Tracing the Edges

Why Semantic Search Isn't Enough—and What Structural Awareness Changes

Mar 12, 2026

You Found the Function. Now What?

Semantic search closes the gap between how developers think and how tools find code. You ask “how does authentication work?” and it returns verifyToken, SessionValidator, IdentityManager—functions that share no characters with your query but share everything conceptually.

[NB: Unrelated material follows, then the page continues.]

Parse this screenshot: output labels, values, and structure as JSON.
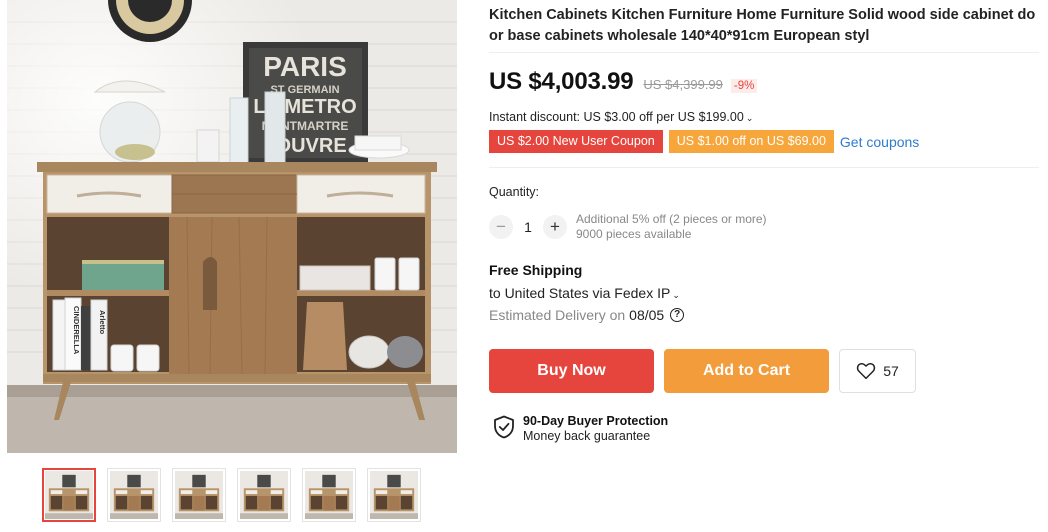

In Thinking in Human, I wrote about the cognitive tax of navigating AI-generated codebases—the flood of code no one fully understands, the mental dictionary you rebuild every time you touch an unfamiliar repo. In Navigate by Meaning, I showed the practical side: how semantic search cuts token usage by letting AI agents orient by concept instead of guessing at filenames. If you haven’t read those, the short version is: we need tools that match how developers think, not how filesystems are organized.

This article is about what happens after you have that.

Because after months of using it on client codebases and my own projects—I hit another wall.

Semantic search works for finding—but it stops at the boundary of the result. It doesn’t show you what surrounds it, how it connects to the system at large.

You find authenticate(). Great. But who calls it? What does it call? If you change the return type, what breaks downstream? Is authenticate() a leaf node that nothing depends on, or the root of a tree that branches into every API handler in the system?

These aren’t semantic questions. You can’t answer them with embeddings. They’re structural questions—questions about how code connects.

And the more I watched AI agents work with semantic search, the more I realized: they hit the same wall, except harder. An agent finds the right function, reads it, understands it—and then has no idea where to go next. So it guesses. It greps for the function name. It reads files hoping to find callers. It re-reads files it already explored because it forgot it was there. The agent is doing the same manual tracing that semantic search was supposed to eliminate.

The Map vs. The Territory

Here’s an analogy that helped me think about this.

Semantic search gives you a map where every building is labeled by what it does. You’re looking for a hospital? There it is. A school? Over there. The labels are excellent. You can find anything by description.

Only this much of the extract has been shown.